Maybach putih melaju dengan sangat cepat. Ini adalah pertama kalinya Chu Luohan mengendarai mobil dengan secepat ini. Rasanya cukup menyenangkan.

Mobil tersebut berhenti di depan gedung MBK. Chu Luohan melepaskan sabuk pengaman, kemudian beranjak keluar dari mobil. Tiba-tiba sebuah sosok muncul di hadapannya.
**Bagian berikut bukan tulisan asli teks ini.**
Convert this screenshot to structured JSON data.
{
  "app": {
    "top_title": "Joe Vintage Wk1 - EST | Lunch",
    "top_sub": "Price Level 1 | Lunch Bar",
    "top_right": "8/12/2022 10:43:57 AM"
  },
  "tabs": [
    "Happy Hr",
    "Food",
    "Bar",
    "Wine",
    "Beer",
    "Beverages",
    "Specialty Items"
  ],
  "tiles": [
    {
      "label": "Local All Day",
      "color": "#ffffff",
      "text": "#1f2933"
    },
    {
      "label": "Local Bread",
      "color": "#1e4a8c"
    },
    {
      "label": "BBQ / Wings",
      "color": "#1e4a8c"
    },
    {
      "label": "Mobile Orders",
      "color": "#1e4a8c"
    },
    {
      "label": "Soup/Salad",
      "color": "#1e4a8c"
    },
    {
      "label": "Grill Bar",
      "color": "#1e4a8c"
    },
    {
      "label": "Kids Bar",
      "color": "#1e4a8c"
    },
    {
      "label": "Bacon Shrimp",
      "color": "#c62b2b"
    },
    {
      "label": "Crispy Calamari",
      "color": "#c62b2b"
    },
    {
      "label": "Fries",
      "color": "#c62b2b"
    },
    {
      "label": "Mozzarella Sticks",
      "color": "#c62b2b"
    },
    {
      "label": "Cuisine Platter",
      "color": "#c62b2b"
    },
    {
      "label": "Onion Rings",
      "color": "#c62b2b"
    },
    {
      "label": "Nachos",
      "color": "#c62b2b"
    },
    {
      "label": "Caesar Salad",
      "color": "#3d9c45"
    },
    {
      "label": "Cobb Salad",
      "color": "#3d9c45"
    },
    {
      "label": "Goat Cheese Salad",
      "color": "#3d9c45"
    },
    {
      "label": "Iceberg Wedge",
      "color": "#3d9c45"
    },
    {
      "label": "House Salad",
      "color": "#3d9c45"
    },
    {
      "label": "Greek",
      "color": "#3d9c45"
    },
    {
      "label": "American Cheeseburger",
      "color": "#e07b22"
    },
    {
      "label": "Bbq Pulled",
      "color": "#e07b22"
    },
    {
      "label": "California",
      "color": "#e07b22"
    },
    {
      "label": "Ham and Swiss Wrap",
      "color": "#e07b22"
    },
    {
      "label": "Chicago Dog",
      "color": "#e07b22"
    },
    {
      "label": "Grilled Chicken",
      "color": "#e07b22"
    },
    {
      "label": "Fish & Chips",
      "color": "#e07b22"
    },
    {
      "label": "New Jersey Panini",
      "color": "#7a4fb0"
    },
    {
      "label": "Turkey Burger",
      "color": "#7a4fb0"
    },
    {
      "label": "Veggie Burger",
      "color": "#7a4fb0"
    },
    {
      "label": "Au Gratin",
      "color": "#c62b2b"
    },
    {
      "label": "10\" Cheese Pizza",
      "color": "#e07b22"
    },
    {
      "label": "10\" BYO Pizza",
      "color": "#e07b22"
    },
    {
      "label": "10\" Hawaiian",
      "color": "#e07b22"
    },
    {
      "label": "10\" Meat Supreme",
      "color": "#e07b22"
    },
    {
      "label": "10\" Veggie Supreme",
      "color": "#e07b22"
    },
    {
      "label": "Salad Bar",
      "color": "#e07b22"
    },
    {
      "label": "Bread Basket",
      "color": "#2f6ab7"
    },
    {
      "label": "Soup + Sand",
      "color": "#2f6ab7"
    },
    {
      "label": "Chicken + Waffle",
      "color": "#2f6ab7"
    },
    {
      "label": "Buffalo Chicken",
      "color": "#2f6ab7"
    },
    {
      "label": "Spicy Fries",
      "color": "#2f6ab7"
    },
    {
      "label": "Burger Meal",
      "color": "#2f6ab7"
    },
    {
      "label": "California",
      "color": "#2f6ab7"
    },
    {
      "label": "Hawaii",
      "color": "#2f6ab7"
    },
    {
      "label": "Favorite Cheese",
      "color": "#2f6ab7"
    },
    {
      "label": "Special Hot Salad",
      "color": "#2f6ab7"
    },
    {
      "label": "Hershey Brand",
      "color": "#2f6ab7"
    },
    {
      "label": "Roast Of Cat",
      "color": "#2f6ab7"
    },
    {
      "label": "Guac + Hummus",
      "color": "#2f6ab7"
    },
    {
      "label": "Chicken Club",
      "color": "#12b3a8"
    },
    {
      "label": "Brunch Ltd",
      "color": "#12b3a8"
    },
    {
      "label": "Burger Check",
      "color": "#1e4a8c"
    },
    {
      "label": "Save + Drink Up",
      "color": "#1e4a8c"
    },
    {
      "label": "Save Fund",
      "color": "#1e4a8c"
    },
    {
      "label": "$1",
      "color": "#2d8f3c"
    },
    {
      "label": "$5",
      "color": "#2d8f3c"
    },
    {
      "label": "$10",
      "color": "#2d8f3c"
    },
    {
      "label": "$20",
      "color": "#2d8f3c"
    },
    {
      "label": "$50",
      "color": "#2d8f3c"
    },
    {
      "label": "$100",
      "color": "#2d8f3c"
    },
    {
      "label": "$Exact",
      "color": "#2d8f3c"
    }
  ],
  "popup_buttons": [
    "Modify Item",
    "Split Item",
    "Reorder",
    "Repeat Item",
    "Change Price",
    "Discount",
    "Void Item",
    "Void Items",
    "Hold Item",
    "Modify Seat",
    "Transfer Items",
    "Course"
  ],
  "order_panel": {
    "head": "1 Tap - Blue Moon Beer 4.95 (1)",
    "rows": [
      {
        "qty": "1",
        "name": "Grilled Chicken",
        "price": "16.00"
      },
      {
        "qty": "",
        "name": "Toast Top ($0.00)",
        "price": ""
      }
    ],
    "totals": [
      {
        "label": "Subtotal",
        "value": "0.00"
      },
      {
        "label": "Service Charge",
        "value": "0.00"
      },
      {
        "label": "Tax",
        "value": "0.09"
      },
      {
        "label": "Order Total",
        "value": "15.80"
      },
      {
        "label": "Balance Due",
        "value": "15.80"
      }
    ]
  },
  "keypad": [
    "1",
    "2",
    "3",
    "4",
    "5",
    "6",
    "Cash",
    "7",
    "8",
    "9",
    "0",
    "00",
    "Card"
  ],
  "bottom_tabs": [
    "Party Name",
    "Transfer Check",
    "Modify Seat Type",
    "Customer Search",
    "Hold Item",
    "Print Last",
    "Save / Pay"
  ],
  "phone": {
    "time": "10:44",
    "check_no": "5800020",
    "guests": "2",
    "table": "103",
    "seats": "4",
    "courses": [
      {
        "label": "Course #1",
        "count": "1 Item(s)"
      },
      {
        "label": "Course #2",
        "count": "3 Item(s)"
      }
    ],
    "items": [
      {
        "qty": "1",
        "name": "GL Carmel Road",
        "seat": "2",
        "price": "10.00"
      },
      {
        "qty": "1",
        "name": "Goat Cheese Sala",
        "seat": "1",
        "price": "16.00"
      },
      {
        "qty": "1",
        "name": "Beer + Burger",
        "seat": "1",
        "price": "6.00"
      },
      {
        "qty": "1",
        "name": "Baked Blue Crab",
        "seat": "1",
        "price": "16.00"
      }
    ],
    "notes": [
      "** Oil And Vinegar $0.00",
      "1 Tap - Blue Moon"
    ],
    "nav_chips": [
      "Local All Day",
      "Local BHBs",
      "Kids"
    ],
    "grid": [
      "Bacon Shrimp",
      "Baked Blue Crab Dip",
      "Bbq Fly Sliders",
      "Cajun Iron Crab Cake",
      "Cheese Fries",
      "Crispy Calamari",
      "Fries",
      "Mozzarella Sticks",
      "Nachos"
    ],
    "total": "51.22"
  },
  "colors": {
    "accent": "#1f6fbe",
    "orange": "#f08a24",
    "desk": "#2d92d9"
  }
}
Mo Rufei mengenakan rok panjang merah muda dan berjalan langkah kaki yang anggun. Dia mengenakan kacamata hitam dengan riasan wajah yang tebal serta tas tangan bertahtakan berlian di tangannya. Langkahnya sangat ringan sangat menawan. Sebagai wanita hamil, dia malah mengenakan sepasang high heels berukuran sepuluh sentimeter dan berlagak sebagai seorang bintang

Terdapat beberapa pengawal yang mengikutinya dari belakang dan menahan para fans yang ingin meminta tanda tangan dan foto bersama. Gedung MBK tidak dapat didekati oleh sembarangan orang. Sebagian para fansnya adalah orang yang bekerja di gedung MBK.

Chu Luohan memandangi Mo Rufei. Sikapnya sangat memuakkan. Tidak disangka, Mo Rufei berjalan memasuki mobil Long Xiao! Terlihat Yang Sen sedang duduk di kursi supir.

Apa maksudnya? Chu Luohan merasa kebingungan dan kesal. Mo Rufei datang mencari Long Xiao. Mereka pasti membicarakan pesta malam ini.

Mo Rufei menganggap dirinya sebagai nyonya keluarga Long. Apakah dia ingin memamerkannya kepada semua orang?

Chu Luohan mengeluarkan ponselnya, kemudian menelepon Long Xiao. Waktu belum menunjukkan jam pulang kantor. Dia pasti sedang sangat sibuk.

Tak disangka, beberapa saat kemudian Long Xiao menjawab panggilan tersebut, "Sudah sampai?"

Chu Luohan menganggukkan kepalanya. Dia merasa sangat bodoh. Long Xiao tidak bisa melihat anggukkan kepalanya! "Aku baru sampai. Aku ada di depan gedung."

Suara di dalam telepon sangat berisik. Terdengar beberapa suara aneh yang kadang membesar dan mengecil. Apa yang sedang Long Xiao lakukan?

Setelah 3 menit menunggu, Long Xiao pun menjawabnya, "Apakah kamu menyetir sendiri?"